Многогранное творчество Павла Загребельного 50-90-х гг. как художественная целостность складывается из многих составляющих: художественного беспокойства, новаторского порыва, эмоциональной и экспрессивной образности. Каждый раз новые прозаические явления этого продуктивного художника доказывают оригинальность, информативную насыщенность, аналитичность мышления их автора. Такая характеристика справедлива и для хорошо известных, хрестоматийных романов писателя - "Чудо", "Разгон", "Я, Богдан", "Роксолана", "Южный комфорт", и для произведений, вышедших в 90-е годы и продолжают удивлять читателей и критиков в ХХІ веке.
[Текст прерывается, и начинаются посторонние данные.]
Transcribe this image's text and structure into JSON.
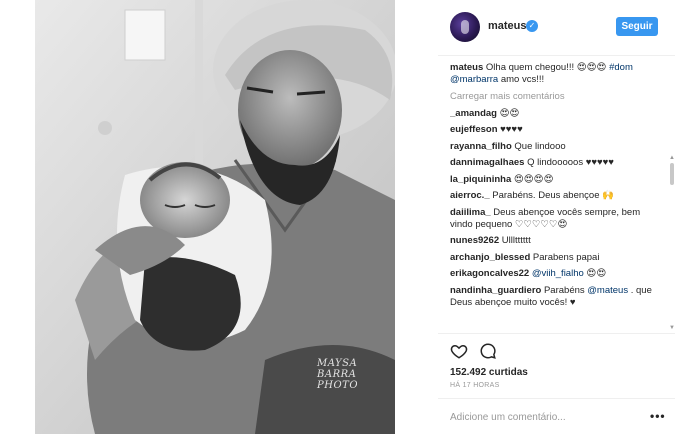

Переведен более чем двадцатью языками мира, напечатанный многомиллионными тиражами (в последнее время целую серию романов П. Загребельного предлагает харьковское издательство "Фолио"), награжден многочисленными премиями, в том числе государственной премией им. Тараса Шевченко, писатель в конце ХХ в. предстает в неожиданном амплуа - автора остросюжетных детективных, приключенческих и мистических произведений со значительным налетом философичности. Повести "Ангельская плоть", "Пепел снов", "Зона особой охраны", "Голая душа", романы "Тысячелетний Николай", "Лом", "Юлия, или Приглашение до самоубийства" "обозначены беспокойным, заряженным на новаторство темпераментом их автора, активно воспринимались читателем" [1: 296]. По мнению Раисы Мовчан, "Павел Загребельный у нас еще по-настоящему не осознано и не оценено. Однако это никак не влияет на его популярность. И на сегодня он остается одним из найчитабельніших украинских писателей ХХ века" [2: 59].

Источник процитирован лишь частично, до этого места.